Hereditary Expansile Osteolysis; McCabe Disease; Familial Expansile Osteolysis.

An inherited bone dysplasia first described in 1989 by Wallace and Osterberg. It has some histologic similarity to Paget disease.

Rare; only a few kindreds have been reported in people of Northern Irish, German, or American ancestry.

An autosomal dominant inheritance. The gene is mapped to 18q21.1-q22. The gene TNFRSF11A encodes the receptor activator of nuclear factor-kappa-B (RANK), which is essential for osteoclast formation.

The primary feature is one of active remodeling. The bone matrix is abundant and dense in the early stages, but with increased numbers of osteoblasts lining the bone trabeculae and focal collections of multinucleated osteoclasts at areas of active resorption. As the disease progresses, the matrix becomes scantier with osteoblastic activity becoming intense in advanced cases. Subsequently, there is a reduction in the amount of bone matrix associated with an increasingly disorganized arrangement of bone trabeculae. There is a corresponding increase in the prominence of fibrous tissue with more extensive vascularity. In the end stage of the disease, there is almost complete fatty replacement of the bone, with few remaining features of the original nature of the tissue.

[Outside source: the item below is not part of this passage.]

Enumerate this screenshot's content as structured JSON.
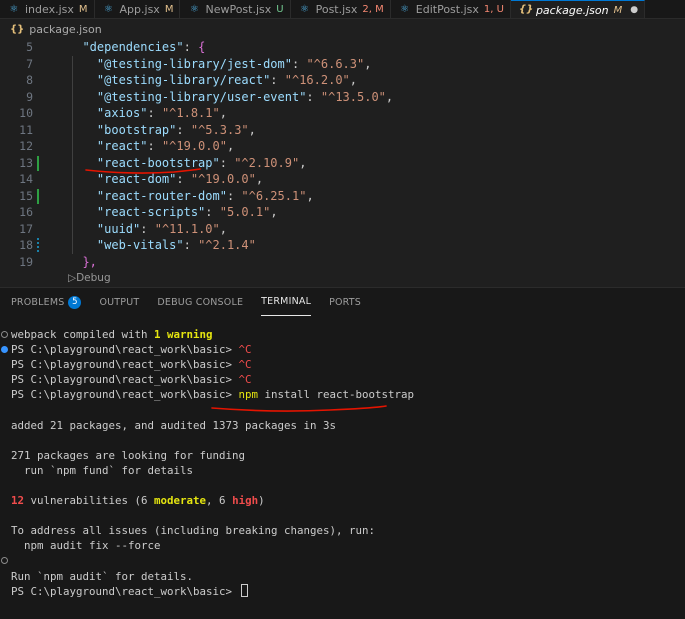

Bone biopsies obtained from affected patients show focal concentrations of multinuclear osteoclasts containing viral-like microcylindrical inclusions. The radiographic features are distinctive. Generalized features are either altered trabecular pattern or modeling abnormalities. Focal features comprise lytic areas that progressively enlarge, producing expansion of the bone and its eventual disintegration because of fibrous and, finally, fatty replacement of the normal medulla. Almost 90% of these lesions occur in the appendicular skeleton. The radiographic features in combination with the histopathology render the condition unique. The serum alkaline phosphatase and urinary hydroxyproline are elevated to a variable degree.

The initial symptom may be early-onset hearing loss in the first decade, which is typically conductive in nature, but may progress to a mixed type. Skeletal changes manifest in the second decade of life and are predominantly distributed in the extremities as severe bone pain, deformity, and pathologic fractures. There are also dental abnormalities with bizarre and extensive resorption of the cervical region of the teeth and the root apex resulting in loss of dentition. There is an initial rapid but nonsustained biochemical response to parenteral dichloromethylene-diphosphonate. Current treatment is based on the drugs used in the treatment of Paget disease (calcitonin, etidronate sodium). None has had any significant sustained effect.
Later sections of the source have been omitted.